Valuation Anchor Migration Across the Supply Chain: Equipment, Materials, and Advanced Packaging Enter Systemic Re-rating
CXMT’s IPO is far more than a milestone for a single company—it acts as a catalyst for the entire memory chip supply chain’s valuation framework reconstruction. Historically, equipment and materials companies were valued against linear expectations of rising “localization rates.” Today, however, with CXMT explicitly planning a 35% capacity expansion in 2026–2027, upstream demand is shifting from “Does it exist?” to “Is it fast enough? Good enough?” For instance, NAURA’s etching tools have entered CXMT’s 1αnm validation phase, while ACM Research’s CCP tools achieve >99.5% yield in HBM TSV deep-hole etching—both seeing simultaneous jumps in order visibility and pricing power. On the materials front, Anji Technology’s copper CMP slurries and Siltronic China’s SOI wafers have achieved full coverage across CXMT’s 12nm production lines; their technology barrier value is now being re-rated under the enhanced certainty of profitability.

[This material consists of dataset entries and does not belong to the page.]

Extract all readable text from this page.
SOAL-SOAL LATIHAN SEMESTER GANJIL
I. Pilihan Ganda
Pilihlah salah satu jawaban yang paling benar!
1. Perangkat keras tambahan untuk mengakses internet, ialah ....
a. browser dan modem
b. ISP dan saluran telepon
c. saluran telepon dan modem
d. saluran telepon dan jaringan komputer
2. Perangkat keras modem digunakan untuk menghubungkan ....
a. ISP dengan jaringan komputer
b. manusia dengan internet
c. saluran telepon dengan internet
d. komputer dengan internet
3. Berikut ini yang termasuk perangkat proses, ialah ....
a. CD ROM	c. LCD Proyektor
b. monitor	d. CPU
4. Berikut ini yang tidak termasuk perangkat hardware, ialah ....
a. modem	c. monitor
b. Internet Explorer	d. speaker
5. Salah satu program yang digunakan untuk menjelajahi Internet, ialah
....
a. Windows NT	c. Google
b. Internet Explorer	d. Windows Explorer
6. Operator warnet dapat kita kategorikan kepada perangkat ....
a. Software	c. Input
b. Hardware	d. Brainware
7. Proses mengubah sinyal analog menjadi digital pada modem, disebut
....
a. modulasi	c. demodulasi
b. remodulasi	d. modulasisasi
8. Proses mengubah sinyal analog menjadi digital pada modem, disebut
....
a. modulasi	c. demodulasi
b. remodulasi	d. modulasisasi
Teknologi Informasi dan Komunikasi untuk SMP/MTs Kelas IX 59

The benefits accruing to advanced packaging are even more transformative. As the “crown jewel” of the AI era, HBM’s 2.5D/3D packaging complexity vastly exceeds traditional DRAM, requiring tightly coordinated processes including TSV, microbumps, RDL, and EMIB. CXMT has established joint labs with Shenghe Semiconductor and Yongsi Electronics; in its 2026 HBM3 packaging capacity plan, domestic OSATs are slated to handle 65% of volume. This directly accelerates capex spending by JCET and Tongfu Microelectronics on Fan-Out RDL and hybrid bonding equipment. As memory chips evolve from “bare dies” to “system-level packages,” the value center of the supply chain is irreversibly migrating toward high-end manufacturing segments.
Conclusion: Convergence of Cyclical Inflection and Strategic Inflection
What CXMT’s IPO pre-disclosure reveals extends far beyond a single company’s high-growth story. It serves as a definitive signal that the DRAM industry cycle has transitioned from the tail end of a downturn into the main ascending wave—and marks a pivotal footnote in China’s semiconductor industry completing its paradigm shift from “technology catching-up” to “commercial success.” When net profit explodes in the hundreds-of-billions RMB range, and when world-class AI vendors integrate CXMT into their core supply chains, domestically produced memory chips truly acquire the confidence—and clout—to define industry rules. Going forward, investor focus will pivot from “Can it be mass-produced?” to “Can it sustain leadership in next-generation technologies?” and from “How much policy support exists?” to “What is the global customer’s willingness-to-pay?” At this inflection point, a comprehensive, cross-chain value re-rating—spanning design, fabrication, packaging & testing, equipment, and materials—is already underway.